After about three minutes he hand reached across to mine and took the creamer away from me, as though I was her child. “Tell me,” she said. “Tell me, please.”

I told her about Tuesday night, about coming back this morning and finding him dead. “I'm sorry,” I finished.

“I just can't believe it. People like David don't just die.”

“He didn't just die. He was murdered. Can you think of anyone with a reason for killing him?”

“This is a B movie. I can't believe what I'm hearing. Why do you say it was murder?”

“That's what the police are calling it. I saw him, and that's what I'd call it.”

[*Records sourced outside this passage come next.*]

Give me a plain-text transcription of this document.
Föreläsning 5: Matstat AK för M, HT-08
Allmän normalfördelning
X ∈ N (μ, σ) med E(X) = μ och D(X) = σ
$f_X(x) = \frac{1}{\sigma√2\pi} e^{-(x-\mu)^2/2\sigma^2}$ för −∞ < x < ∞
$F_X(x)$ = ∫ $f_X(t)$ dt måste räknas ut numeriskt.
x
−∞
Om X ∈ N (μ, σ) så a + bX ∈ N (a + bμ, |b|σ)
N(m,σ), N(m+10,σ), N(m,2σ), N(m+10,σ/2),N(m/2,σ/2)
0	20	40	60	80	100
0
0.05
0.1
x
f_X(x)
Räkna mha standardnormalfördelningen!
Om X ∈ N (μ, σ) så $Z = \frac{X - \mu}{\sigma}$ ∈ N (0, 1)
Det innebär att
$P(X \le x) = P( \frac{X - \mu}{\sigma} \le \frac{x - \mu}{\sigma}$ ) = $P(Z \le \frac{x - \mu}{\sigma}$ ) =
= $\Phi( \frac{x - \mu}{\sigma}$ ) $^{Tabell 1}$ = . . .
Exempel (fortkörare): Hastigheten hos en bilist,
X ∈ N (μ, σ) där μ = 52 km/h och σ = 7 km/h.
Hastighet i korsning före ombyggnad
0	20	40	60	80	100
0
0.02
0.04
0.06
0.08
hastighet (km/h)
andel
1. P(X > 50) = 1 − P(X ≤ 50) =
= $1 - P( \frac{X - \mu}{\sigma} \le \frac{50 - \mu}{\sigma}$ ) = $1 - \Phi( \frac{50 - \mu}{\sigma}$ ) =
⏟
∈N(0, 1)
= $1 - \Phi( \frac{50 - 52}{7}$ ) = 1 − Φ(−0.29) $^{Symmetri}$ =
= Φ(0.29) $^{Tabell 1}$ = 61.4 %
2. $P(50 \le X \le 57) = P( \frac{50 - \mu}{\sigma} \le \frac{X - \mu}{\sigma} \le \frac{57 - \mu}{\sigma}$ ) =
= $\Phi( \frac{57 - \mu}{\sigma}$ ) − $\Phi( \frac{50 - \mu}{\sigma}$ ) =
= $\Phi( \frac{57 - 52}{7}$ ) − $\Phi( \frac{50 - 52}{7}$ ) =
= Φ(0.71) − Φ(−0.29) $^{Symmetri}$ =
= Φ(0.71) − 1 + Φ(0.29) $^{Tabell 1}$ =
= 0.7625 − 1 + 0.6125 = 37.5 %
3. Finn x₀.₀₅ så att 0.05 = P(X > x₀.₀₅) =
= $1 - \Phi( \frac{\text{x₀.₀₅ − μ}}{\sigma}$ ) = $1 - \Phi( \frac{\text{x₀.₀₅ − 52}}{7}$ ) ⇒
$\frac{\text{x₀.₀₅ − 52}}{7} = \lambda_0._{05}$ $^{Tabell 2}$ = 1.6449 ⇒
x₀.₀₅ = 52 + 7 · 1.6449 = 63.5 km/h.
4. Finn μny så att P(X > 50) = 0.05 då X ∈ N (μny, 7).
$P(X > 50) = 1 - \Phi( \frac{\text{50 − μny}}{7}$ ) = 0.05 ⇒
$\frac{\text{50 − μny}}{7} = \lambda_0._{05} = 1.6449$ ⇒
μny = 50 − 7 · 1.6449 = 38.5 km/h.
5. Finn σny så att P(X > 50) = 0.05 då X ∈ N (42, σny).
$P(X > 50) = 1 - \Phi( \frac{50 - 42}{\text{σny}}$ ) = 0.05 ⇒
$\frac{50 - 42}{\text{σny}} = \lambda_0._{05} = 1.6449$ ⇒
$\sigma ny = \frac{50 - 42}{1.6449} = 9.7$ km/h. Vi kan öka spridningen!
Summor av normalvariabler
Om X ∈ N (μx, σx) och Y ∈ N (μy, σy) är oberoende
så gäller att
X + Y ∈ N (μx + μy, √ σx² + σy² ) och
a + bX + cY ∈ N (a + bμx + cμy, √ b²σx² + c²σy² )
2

“It's like somebody strangled a teddybear,” she said. There were tears in her eyes now, and she tried wiping them away with a table napkin. It was unequal to the work, so I handed her an almost clean handkerchief. She blew her nose in it like it was her own and I told her to keep it.

“I was so very fond of him,” she explained, trying to smile over the tear tracks on both cheeks.

“I heard.” The smiled went indoors again.

“Lowell. Did Lowell tell you about David?”

“No. As far as I know, he knew nothing about that.”

“It's just as well. Things are complicated enough.”

“He wants you back.”

“I know, I know.” She was nibbling at the end of a long fingernail. “I just need a little more time.”

“Time for what? Time to strike it rich in the movies? Come on. You should know the odds of that.” She held up all ten manicured fingers like redcoats on parade and reviewed them like a stern field marshal. “Where are you staying?” I tried to slip that in.

“I can't tell you that, Mr. Cooperman. Don't be silly.”

“But I can always get to you through Ed Noonan, right?” The redcoats scattered off the parade ground and the field marshal glared at me.

“No! I mean, why do you say that? I hardly know him.”

“But he knows you well enough to cover up for you. Nowhere in your file does it refer to your marital status, but he called you Mrs. Mason when I talked to him. Maybe you know him better than you care to say.” Red-tipped fingers were crawling up over the edge of the table and hiding behind the coffee cup and saucer.

“Ed Noonan? You should make a comedy, Mr. Cooperman. Ed's just a little man with hot coals where his eyes should be. I hate a man that slavers. But, yes, you're right; he will get a message to me if you need me.” Fingers were now on the ramparts of her hair, patting, flattening, reshaping a curl near her left ear. “Are you going to try to find out who killed David?”